Energiewende lässt Versorger EnBW tief in die roten Zahlen rutschen. Der Ausblick ist pessimistisch.

Karlsruhe - Der Atomausstieg hat dem drittgrößten deutschen Energiekonzern EnBW 2011 ein drastisches Minus eingebracht. Statt eines satten Gewinns von knapp 1,2 Milliarden Euro wie im Jahr zuvor musste EnBW-Chef Hans-Peter Villis ein Minus von 867,3 Millionen Euro präsentieren. Diese Situation werde sich auch in den kommenden Jahren nicht wesentlich bessern, „denn in Folge der energiepolitischen Beschlüsse des letzten Jahres sind und werden unsere Geschäftsergebnisse erheblich belastet“, sagte Villis bei seiner letzten EnBW-Jahresbilanz am Mittwoch in Karlsruhe. Er wird das Haus spätestens Ende September verlassen.

Das Unternehmen geht davon aus, dass die Ergebnisse in den kommenden Jahren weiter sinken – in einem Umfang von bis zu 20 Prozent. „Aber wir sind alles andere als ein Sanierungsfall“, sagte Villis. EnBW sei gut auf die Energiewende vorbereitet. Bis das Unternehmen wieder zur alten Größe heranreife, „wird es nicht Jahrzehnte dauern, sondern höchstens fünf bis sechs Jahre“.

Bis 2014 will EnBW rund 4,1 Milliarden Euro investieren, einen Großteil davon in erneuerbare Energien, kündigte Villis an. Die Energiewende werde allerdings Zeit brauchen. Großprojekte wie Pumpspeicherwerke oder Offshore-Windparks benötigten mehrere Jahre für Planung und Bau. Erst 2030 könne die Leistung der vier Atomkraftwerke aus dem Jahr 2010 mit Windkraft erbracht werden. In Planung ist der Windpark „Baltic 2“ in der Ostsee, der 2013 gebaut werden könnte, sowie weitere Anlagen in der Nordsee.
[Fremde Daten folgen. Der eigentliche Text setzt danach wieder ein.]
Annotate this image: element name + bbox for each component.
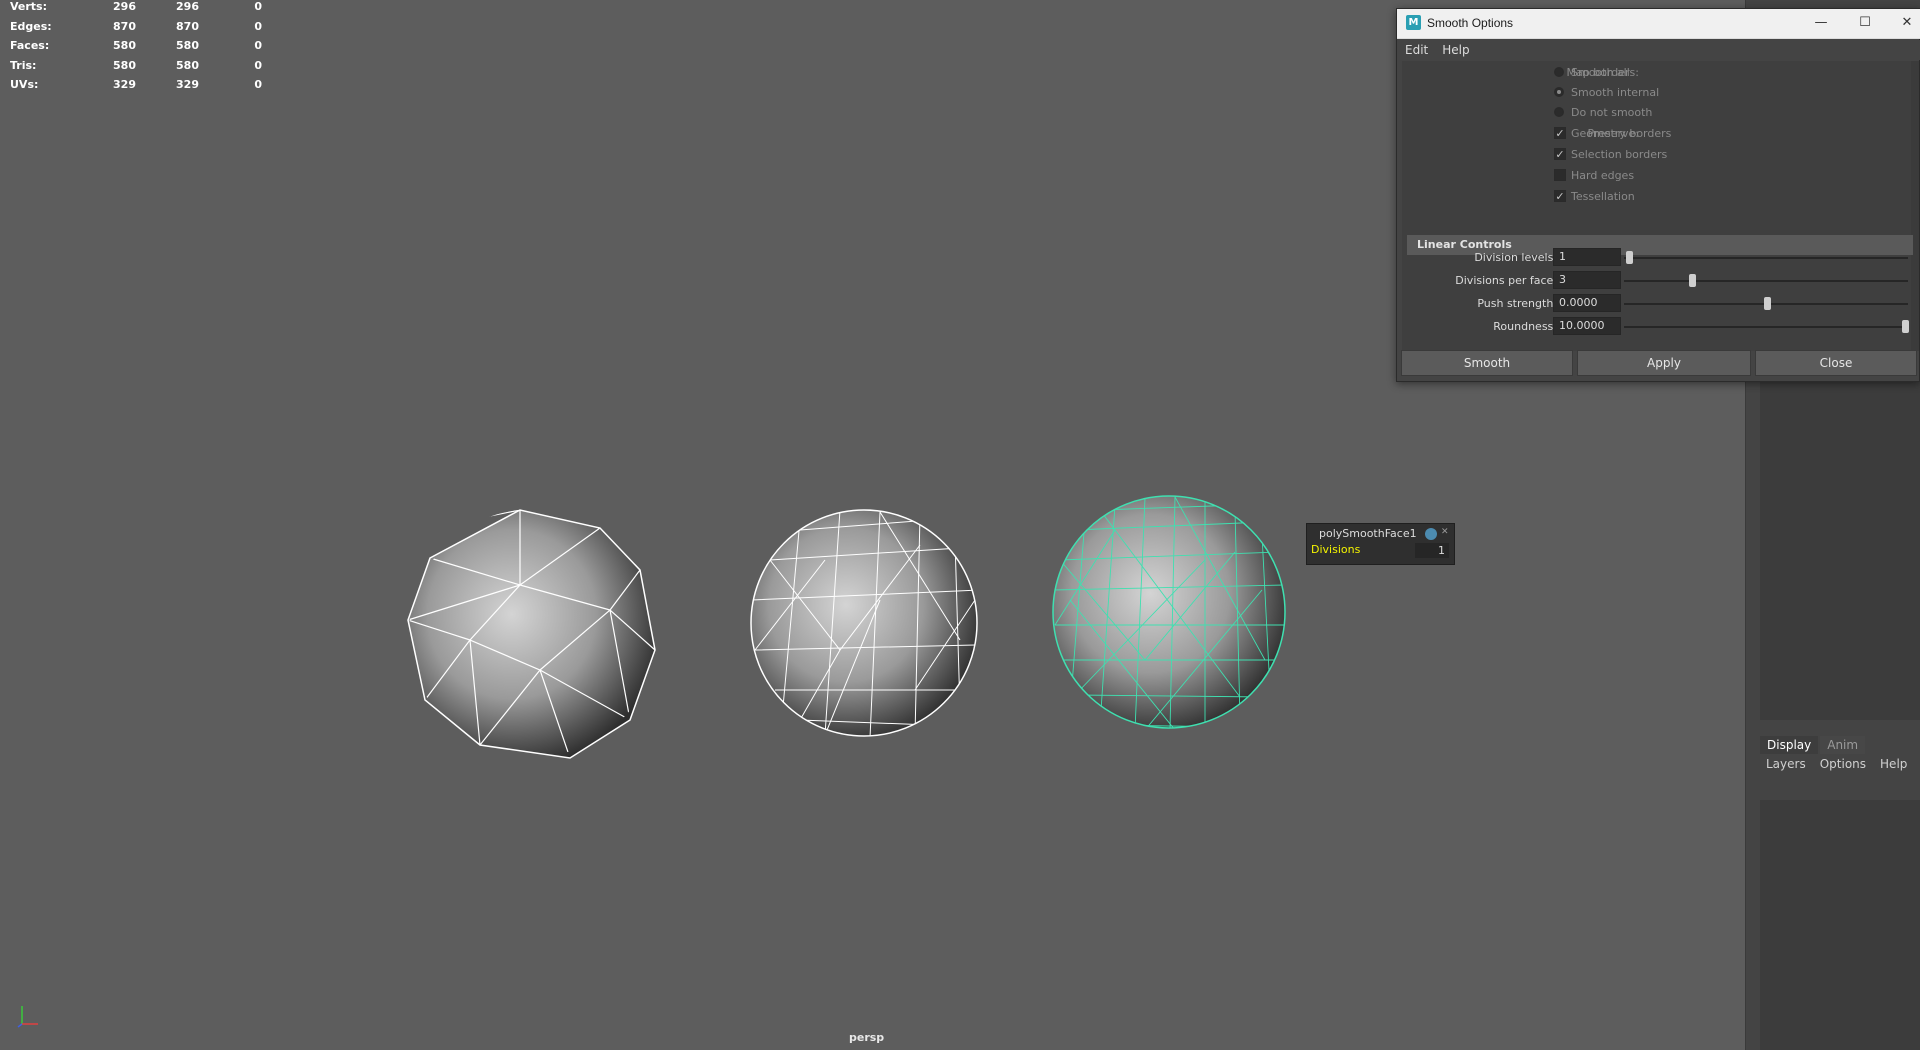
menu-options[interactable]: Options [1820, 757, 1866, 771]
dialog-title: Smooth Options [1427, 16, 1514, 30]
checkbox-hard-edges[interactable] [1554, 169, 1566, 181]
checkbox-selection-borders[interactable]: ✓ [1554, 148, 1566, 160]
radio-label: Smooth internal [1571, 86, 1660, 99]
division-levels-field[interactable]: 1 [1553, 248, 1621, 266]
division-levels-slider[interactable] [1624, 257, 1908, 259]
attribute-hud-popup[interactable]: polySmoothFace1 ✕ Divisions 1 [1306, 523, 1455, 565]
checkbox-label: Hard edges [1571, 169, 1635, 182]
division-levels-label: Division levels: [1474, 251, 1557, 264]
layer-editor-menu: Layers Options Help [1766, 757, 1907, 771]
divisions-per-face-label: Divisions per face: [1455, 274, 1557, 287]
radio-smooth-internal[interactable] [1554, 87, 1564, 97]
axis-gizmo-icon [17, 1006, 38, 1028]
roundness-slider[interactable] [1624, 326, 1908, 328]
sphere-mid-res[interactable] [750, 509, 980, 740]
checkbox-label: Selection borders [1571, 148, 1668, 161]
maya-app-icon: M [1406, 15, 1421, 30]
scrollbar[interactable] [1911, 61, 1919, 351]
close-icon[interactable]: ✕ [1897, 14, 1917, 32]
push-strength-label: Push strength: [1477, 297, 1557, 310]
close-button[interactable]: Close [1755, 350, 1917, 376]
checkbox-label: Geometry borders [1571, 127, 1672, 140]
push-strength-field[interactable]: 0.0000 [1553, 294, 1621, 312]
radio-do-not-smooth[interactable] [1554, 107, 1564, 117]
tab-anim[interactable]: Anim [1820, 736, 1866, 754]
radio-label: Smooth all [1571, 66, 1630, 79]
slider-thumb[interactable] [1764, 297, 1771, 310]
attribute-value-field[interactable]: 1 [1415, 543, 1449, 558]
dialog-menubar: Edit Help [1397, 40, 1920, 60]
divisions-per-face-field[interactable]: 3 [1553, 271, 1621, 289]
tab-display[interactable]: Display [1760, 736, 1819, 754]
slider-thumb[interactable] [1902, 320, 1909, 333]
node-name: polySmoothFace1 [1319, 527, 1417, 540]
roundness-label: Roundness: [1493, 320, 1557, 333]
radio-label: Do not smooth [1571, 106, 1653, 119]
menu-layers[interactable]: Layers [1766, 757, 1806, 771]
layer-list[interactable] [1760, 800, 1920, 1050]
smooth-button[interactable]: Smooth [1401, 350, 1573, 376]
checkbox-label: Tessellation [1571, 190, 1635, 203]
maximize-icon[interactable]: ☐ [1855, 14, 1875, 32]
smooth-options-dialog: M Smooth Options — ☐ ✕ Edit Help Map bor… [1396, 8, 1920, 382]
close-icon[interactable]: ✕ [1441, 527, 1449, 537]
apply-button[interactable]: Apply [1577, 350, 1751, 376]
sphere-low-res[interactable] [407, 509, 656, 759]
sphere-smoothed-selected[interactable] [1052, 495, 1286, 730]
globe-icon[interactable] [1425, 528, 1437, 540]
channel-box-area[interactable] [1760, 380, 1920, 720]
roundness-field[interactable]: 10.0000 [1553, 317, 1621, 335]
menu-help[interactable]: Help [1442, 40, 1469, 60]
menu-edit[interactable]: Edit [1405, 40, 1428, 60]
slider-thumb[interactable] [1689, 274, 1697, 287]
radio-smooth-all[interactable] [1554, 67, 1564, 77]
divisions-per-face-slider[interactable] [1624, 280, 1908, 282]
attribute-label: Divisions [1311, 543, 1361, 556]
checkbox-tessellation[interactable]: ✓ [1554, 190, 1566, 202]
maya-window: Verts: 296 296 0 Edges: 870 870 0 Faces:… [0, 0, 1920, 1050]
dialog-titlebar[interactable]: M Smooth Options — ☐ ✕ [1397, 9, 1920, 39]
slider-thumb[interactable] [1626, 251, 1633, 264]
minimize-icon[interactable]: — [1811, 14, 1831, 32]
layer-editor-tabs: Display Anim [1760, 736, 1920, 754]
checkbox-geometry-borders[interactable]: ✓ [1554, 127, 1566, 139]
camera-name: persp [849, 1031, 885, 1044]
menu-help[interactable]: Help [1880, 757, 1907, 771]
Vor diesem Hintergrund beurteilte Villis das ambitionierte Ziel der Bundesregierung kritisch, bis 2020 rund 35 Prozent der Energie aus erneuerbaren Quellen zu beziehen. „Es fehlt eine koordinierende Stelle – vor allem für den Netzbetrieb“, sagte Villis. Er hatte bereits die Einrichtung eines Energieministeriums angeregt. Zudem müsse sich die Regierung stärker um die Akzeptanz von Windrädern und Pumpspeicherkraftwerken bemühen. „Man muss den Bürgern ganz klar sagen, was das bedeutet.“ Der Enthusiasmus für die Energiewende sei inzwischen einer realistischeren Einschätzung gewichen.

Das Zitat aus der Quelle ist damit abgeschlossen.